Marriage is not only about children. It’s a commitment, a vow, between two people. I see nothing wrong with gays having the legal rights and responsibilities of a civil marriage. Whether the church wants to make it sacramental is another matter. Personally, I think the sanctity of marriage has been breached by so many other factors that gays might do better. They can’t do worse.

Marriage is a religious institution – my Church considers it a sacrament. I consider “gay marriage” an insult – I have no problem with the concept of a civil unions between people of whatever genders, but IMO “marriage” injects the religious aspect into it, something the state has NO RIGHT to grant, even to a heterosexual couple. Now, my concept of civil unions include ALL benifits of marriage..

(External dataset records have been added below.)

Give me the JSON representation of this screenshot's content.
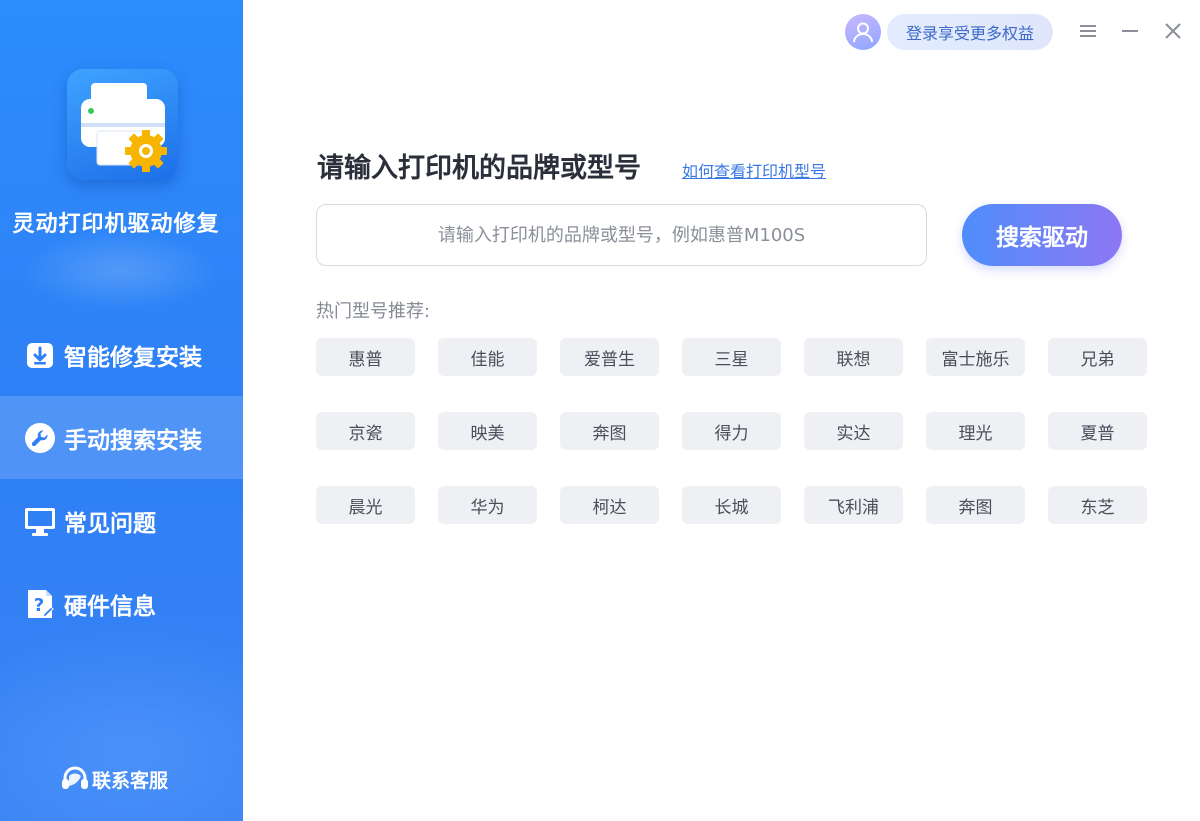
{
  "app": {
    "name": "灵动打印机驱动修复",
    "logo_icon": "printer-gear-icon"
  },
  "sidebar": {
    "items": [
      {
        "label": "智能修复安装",
        "icon": "download-box-icon",
        "active": false
      },
      {
        "label": "手动搜索安装",
        "icon": "wrench-icon",
        "active": true
      },
      {
        "label": "常见问题",
        "icon": "monitor-icon",
        "active": false
      },
      {
        "label": "硬件信息",
        "icon": "question-doc-icon",
        "active": false
      }
    ],
    "support_label": "联系客服",
    "support_icon": "headset-icon"
  },
  "topbar": {
    "avatar_icon": "user-avatar-icon",
    "login_label": "登录享受更多权益",
    "menu_icon": "menu-icon",
    "minimize_icon": "minimize-icon",
    "close_icon": "close-icon"
  },
  "main": {
    "title": "请输入打印机的品牌或型号",
    "help_link": "如何查看打印机型号",
    "search_placeholder": "请输入打印机的品牌或型号，例如惠普M100S",
    "search_value": "",
    "search_button": "搜索驱动",
    "hot_label": "热门型号推荐:",
    "hot_tags": [
      "惠普",
      "佳能",
      "爱普生",
      "三星",
      "联想",
      "富士施乐",
      "兄弟",
      "京瓷",
      "映美",
      "奔图",
      "得力",
      "实达",
      "理光",
      "夏普",
      "晨光",
      "华为",
      "柯达",
      "长城",
      "飞利浦",
      "奔图",
      "东芝"
    ]
  },
  "colors": {
    "sidebar_bg": "#2f7ff5",
    "accent_start": "#4f8dfb",
    "accent_end": "#8d78f3",
    "link": "#3a78e6",
    "tag_bg": "#eef0f4"
  }
}
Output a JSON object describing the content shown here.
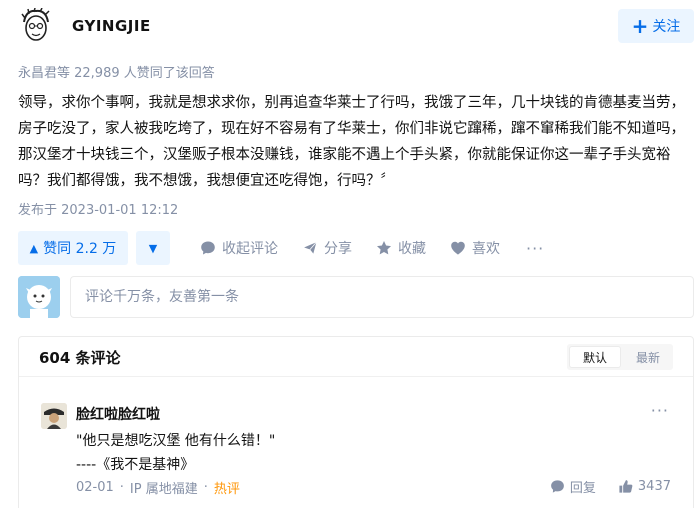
{
  "author": {
    "name": "GYINGJIE",
    "follow_label": "关注",
    "follow_icon": "plus-icon"
  },
  "answer": {
    "voters_text": "永昌君等 22,989 人赞同了该回答",
    "content": "领导，求你个事啊，我就是想求求你，别再追查华莱士了行吗，我饿了三年，几十块钱的肯德基麦当劳，房子吃没了，家人被我吃垮了，现在好不容易有了华莱士，你们非说它蹿稀，蹿不窜稀我们能不知道吗，那汉堡才十块钱三个，汉堡贩子根本没赚钱，谁家能不遇上个手头紧，你就能保证你这一辈子手头宽裕吗？我们都得饿，我不想饿，我想便宜还吃得饱，行吗？〞",
    "published": "发布于 2023-01-01 12:12"
  },
  "actions": {
    "vote_up_label": "赞同 2.2 万",
    "collapse_comments": "收起评论",
    "share": "分享",
    "favorite": "收藏",
    "like": "喜欢",
    "more": "···"
  },
  "comment_input": {
    "placeholder": "评论千万条，友善第一条"
  },
  "comments": {
    "count_label": "604 条评论",
    "sort_default": "默认",
    "sort_latest": "最新",
    "items": [
      {
        "user": "脸红啦脸红啦",
        "line1": "\"他只是想吃汉堡 他有什么错！\"",
        "line2": "----《我不是基神》",
        "date": "02-01",
        "location": "IP 属地福建",
        "tag": "热评",
        "reply_label": "回复",
        "likes": "3437",
        "more": "···"
      }
    ]
  },
  "colors": {
    "accent": "#056de8",
    "accent_bg": "#ebf5ff",
    "muted": "#8590a6",
    "hot": "#ff9607"
  }
}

I’d be of a mind to say the same as the person above, honestly. I mean, that was my first thought on the subject. Leave “marriage” as a piece of paper from the church and “civil union” is the piece of paper from the state. One conveys God’s blessing, the other provides fiscal and legal responsibilities. -NinaV

RYN: I shouldve at least given points for #10 b/c it did fit so well. Thanks for all your notes. Youre right about the MIL and I loved the ‘dont ever stop the music’ line. That was great!!

November 20, 2003

Semantics!!! Marriage or Union is irrelevant. The issue is to have equality for all people. Sure call it a union for people who don’t want children as long as gay people who do want children could be MARRIED! Procreation is not the purpose of marriage. And it is an “insult” to have to call my union with my partner something other than what it is to appease the masses. Fair is fair.

November 20, 2003

Hm, what a great idea. Regarding the Scandinavian model though, I doubt whether the gay marriage thing is responsible for the decline in marriage or the rise in children out of ‘wedlock’. When I was in Scandinavia in the 80’s I was told “Well, we just don’t see the reason for marriage. We support the children together, we do the same things that married couples do, but we’re a socialisty (c)

November 20, 2003

country and we support everyone equally, so really the ‘benefits’ of a legal marriage are relatively few.” This was in Denmark in 1985. Interestingly, there has been a decline in Christianity (no matter what the Falwells tell you), and a return to more simple belief structures which don’t force a ‘marriage’ system. People bond with hearts, not law. In the US Poverty IS a hugs problem, but (c)

November 20, 2003

One cannot blame gay marriage for poverty. In point of fact, most gay couples I know are dual income families (especially the male couples) who are NOT part of the ‘underclass’. Gay marriage also cannot explain the rise in teenage, and young twenties single mothers. Obviously the majority of the ‘accidental’ pregnancies were not “turkey baster” (My gay friend says this about her daughter,(c)

November 20, 2003

so don’t blast me for the term) babies. My own two cents, for whatever pennies are worth nowadays. ~Kind Thoughts~

November 20, 2003

I am constantly appalled at Christians, by the way, for assuming that something is meant only for the church. The concept of marriage predates christianity by a huge chunk of history. Christians often forget they’ve only been around for 2003.11 years. Need I point out that the concept of marriage is much much older than 2003.11? I think not. Marriage is for everyone. The entire world is NOT xtian.